G.
22.
Deine Briefe und Beylagen habe ich erhalten. Hier schicke ich dir einige neue treffliche Bogen von Hamann. Ich weiß nicht ob dich die Sache interessirt; auf alle Fälle wirds viel Vergnügen machen.
Deine Albrechts sind nunmehr schön geordnet, Bertuch hat sie aufgetragen und numerirt. Auf der Leipziger Messe hat dir der Herzog noch einige Kupfer von deinen fehlenden gekauft, worunter Marienbilder sind die dir fast ganz abgehen.
Suche du übrigens durch das Treiben Jehu so viel du kannst von dieser Sammlung zusammen zu bringen; wenn du sie auch schon hättest, so schadets nichts, es ist vielleicht ein besserer Abdruck, und auf alle Fälle kann man sie vertauschen. Denn das versichere ich dir, ie mehr man sich damit abgiebt, und beym Handel auf Kopie und Original acht geben muß, desto größere Ehrfurcht kriegt man für diesem Künstler.
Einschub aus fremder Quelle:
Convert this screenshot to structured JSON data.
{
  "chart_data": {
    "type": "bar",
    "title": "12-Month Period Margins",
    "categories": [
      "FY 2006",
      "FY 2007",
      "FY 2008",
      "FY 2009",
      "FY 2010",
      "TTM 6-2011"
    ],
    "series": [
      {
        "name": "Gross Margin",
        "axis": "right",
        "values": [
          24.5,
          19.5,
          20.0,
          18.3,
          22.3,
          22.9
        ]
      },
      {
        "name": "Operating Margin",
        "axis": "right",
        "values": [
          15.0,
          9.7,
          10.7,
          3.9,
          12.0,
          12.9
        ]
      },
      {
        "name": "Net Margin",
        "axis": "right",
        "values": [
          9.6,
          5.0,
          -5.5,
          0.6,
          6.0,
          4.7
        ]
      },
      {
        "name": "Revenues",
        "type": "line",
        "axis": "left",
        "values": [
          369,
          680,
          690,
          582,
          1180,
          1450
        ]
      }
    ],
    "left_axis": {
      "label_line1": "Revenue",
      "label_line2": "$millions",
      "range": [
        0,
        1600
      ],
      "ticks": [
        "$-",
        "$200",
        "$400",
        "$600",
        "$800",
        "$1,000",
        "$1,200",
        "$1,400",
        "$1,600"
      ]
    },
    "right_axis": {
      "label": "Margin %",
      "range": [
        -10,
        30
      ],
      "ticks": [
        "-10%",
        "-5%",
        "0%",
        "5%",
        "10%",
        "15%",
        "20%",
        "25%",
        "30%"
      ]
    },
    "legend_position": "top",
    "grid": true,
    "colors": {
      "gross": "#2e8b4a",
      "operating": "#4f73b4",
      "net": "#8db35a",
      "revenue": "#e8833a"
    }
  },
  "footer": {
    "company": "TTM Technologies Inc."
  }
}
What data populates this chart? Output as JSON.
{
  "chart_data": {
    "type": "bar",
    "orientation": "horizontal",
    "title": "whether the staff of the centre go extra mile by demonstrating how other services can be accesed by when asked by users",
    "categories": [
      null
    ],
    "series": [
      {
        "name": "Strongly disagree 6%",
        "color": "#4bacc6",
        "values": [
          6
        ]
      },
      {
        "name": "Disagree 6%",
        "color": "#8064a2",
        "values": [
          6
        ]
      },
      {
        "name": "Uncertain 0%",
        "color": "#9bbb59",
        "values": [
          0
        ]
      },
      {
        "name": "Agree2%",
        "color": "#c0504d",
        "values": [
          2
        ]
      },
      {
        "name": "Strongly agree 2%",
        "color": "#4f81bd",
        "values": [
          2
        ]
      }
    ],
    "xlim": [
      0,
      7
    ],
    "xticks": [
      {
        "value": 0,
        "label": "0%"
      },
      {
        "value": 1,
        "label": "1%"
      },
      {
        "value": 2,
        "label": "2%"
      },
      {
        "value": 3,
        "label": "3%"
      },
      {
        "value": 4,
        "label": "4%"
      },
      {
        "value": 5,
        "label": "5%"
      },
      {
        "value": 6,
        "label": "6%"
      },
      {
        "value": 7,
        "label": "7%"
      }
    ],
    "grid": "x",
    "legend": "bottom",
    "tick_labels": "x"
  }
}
Er hat nicht seines Gleichen.
Das Manuskript das beiliegt sind einzelne flüchtige Bemerkungen des Statthalters von Dalberg. Schreib doch wenn du Muse hast, deine Gedanken auf den Rand, und schick mirs wieder zurück. Ermuntere ihn und gieb ihm einige Wincke, wo du es nöthig glaubst — er ist sehr für die Phisiognomick passionirt, kommt viel in der Welt herum, und kann, wie mirs vorkommt, auch von seiner Seite dir einigermaßen nüzlich seyn. Er wird das was er bey seinem Umgang mit der Welt zu bemerken glaubt, nach und nach aufzeichnen.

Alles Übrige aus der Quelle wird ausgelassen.